Pelo menos em parte, portanto, Herzog reconhece-se na atitude de Treadwell: alguém para quem fazer filmes equivale a correr risco de vida e a desafiar as leis da natureza. E, o que está quase no mesmo nível de reconhecimento, há uma cena em que "vê" Klaus Kinski em Treadwell (quando refere, perante um acesso de fúria de Treadwell, que já tinha visto aqueles ataques de fúria e de loucura num "plateau"...). Mesmo o próprio facto de em Treadwell a linha entre a genuinidade e a bazófia ser fina parece ser mais um motivo de interesse para Herzog (que na parte final desmonta alguma da encenação do naturalista).

Por outro lado, Treadwell era um "showman" desconcertante. Boa parte do material compilado por Herzog mostra Treadwell em longos solilóquios (por vezes à beira da histeria) com ursos em fundo. E não fala só de ursos, nem de ecologia, nem da espécie de pouco ortodoxa mística "new age" que está subjacente à sua atitude; fala de tudo, interroga-se, por exemplo, por que razão "as raparigas nunca ficam muito tempo" com ele (num longo plano com a câmara a tiracolo durante uma caminhada, muito parecido, aliás, com um plano do "Gerry" de Van Sant...).

"Grizzly Man" também é uma maneira de perscrutar a personalidade de Treadwell, como se Herzog se colocasse como espectador, e tal como este se deixasse fascinar pela quantidade de indefinições que este homem conjugava: tratava-se de um louco ou de um tipo que sabia muito bem o que estava a fazer? Um palerma ou alguém para levar a sério? Um impostor ou um "puro"?

o horror da natureza.

Mas, para além disto, Herzog não deixa de fazer o "seu" filme nem de convocar os seus temas preferidos - em última análise, "Grizzly Man" é um filme sobre o horror e a violência da natureza, e sobre a perdição a que está condenado aquele que cometa a loucura de se querer confundir com ela. Herzog deixa-o explícito quando, perante um grande plano de um urso (possivelmente o urso que matou Treadwell), a narração, assegurada pelo próprio realizador (num inglês com imbatível sotaque germânico), diz mais ou menos isto: "Onde Treadwell via, neste olhar, afecto e empatia, eu vejo apenas indiferença e quando muito um enfastiado interesse em comida".
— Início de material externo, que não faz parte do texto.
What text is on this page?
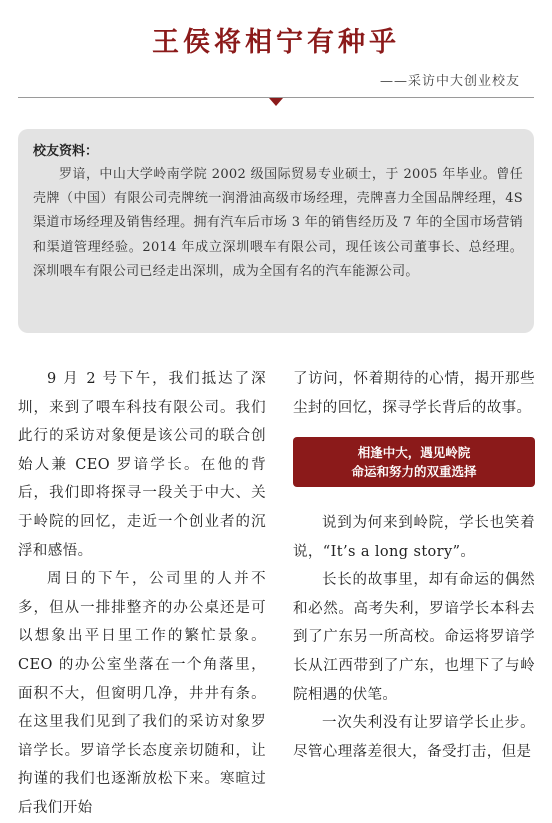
王侯将相宁有种乎
——采访中大创业校友
校友资料：

罗谙，中山大学岭南学院 2002 级国际贸易专业硕士，于 2005 年毕业。曾任壳牌（中国）有限公司壳牌统一润滑油高级市场经理，壳牌喜力全国品牌经理，4S 渠道市场经理及销售经理。拥有汽车后市场 3 年的销售经历及 7 年的全国市场营销和渠道管理经验。2014 年成立深圳喂车有限公司，现任该公司董事长、总经理。深圳喂车有限公司已经走出深圳，成为全国有名的汽车能源公司。

9 月 2 号下午，我们抵达了深圳，来到了喂车科技有限公司。我们此行的采访对象便是该公司的联合创始人兼 CEO 罗谙学长。在他的背后，我们即将探寻一段关于中大、关于岭院的回忆，走近一个创业者的沉浮和感悟。

周日的下午，公司里的人并不多，但从一排排整齐的办公桌还是可以想象出平日里工作的繁忙景象。CEO 的办公室坐落在一个角落里，面积不大，但窗明几净，井井有条。在这里我们见到了我们的采访对象罗谙学长。罗谙学长态度亲切随和，让拘谨的我们也逐渐放松下来。寒暄过后我们开始

了访问，怀着期待的心情，揭开那些尘封的回忆，探寻学长背后的故事。

相逢中大，遇见岭院
命运和努力的双重选择

说到为何来到岭院，学长也笑着说，“It’s a long story”。

长长的故事里，却有命运的偶然和必然。高考失利，罗谙学长本科去到了广东另一所高校。命运将罗谙学长从江西带到了广东，也埋下了与岭院相遇的伏笔。

一次失利没有让罗谙学长止步。尽管心理落差很大，备受打击，但是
Isso é um dos curto-circuitos interessantes de "Grizzly Man", que muito contribui para o insólito do filme: o facto de Herzog, para lá de toda a proximidade que possa sentir pelo gesto de Treadwell, filmar contra as suas ideias. Mas o mais indescritível é o modo como o realizador dá largas à sua célebre morbidez e ao seu não menos lendário sadismo. "Grizzly Man" abunda em momentos que deixam qualquer um de boca aberta de espanto. Por exemplo, uma descrição pormenorizadíssima da morte de Treadwell (e do estado em que ficou o que sobrou do seu corpo) feita por um exuberante médico legista nitidamente apaixonado pela sua profissão. Ou esta pérola de humor negro: Herzog, em frente à tal ex-namorada (produtora executiva do filme, lembre-se), ouve nos auscultadores o registo áudio do momento em que Treadwell foi comido (a câmara estava tapada e não registou imagens); quando acaba de ouvir diz algo como "isto é terrível, prometa-me que vai destruir esta gravação se não ela vai-se tornar num elefante branco no seu quarto"; ela, compungida, acena que sim, entre lágrimas; e depois Herzog não resiste: "e prometa-me também que nunca vai ver as fotografias que o médico legista lá tem...".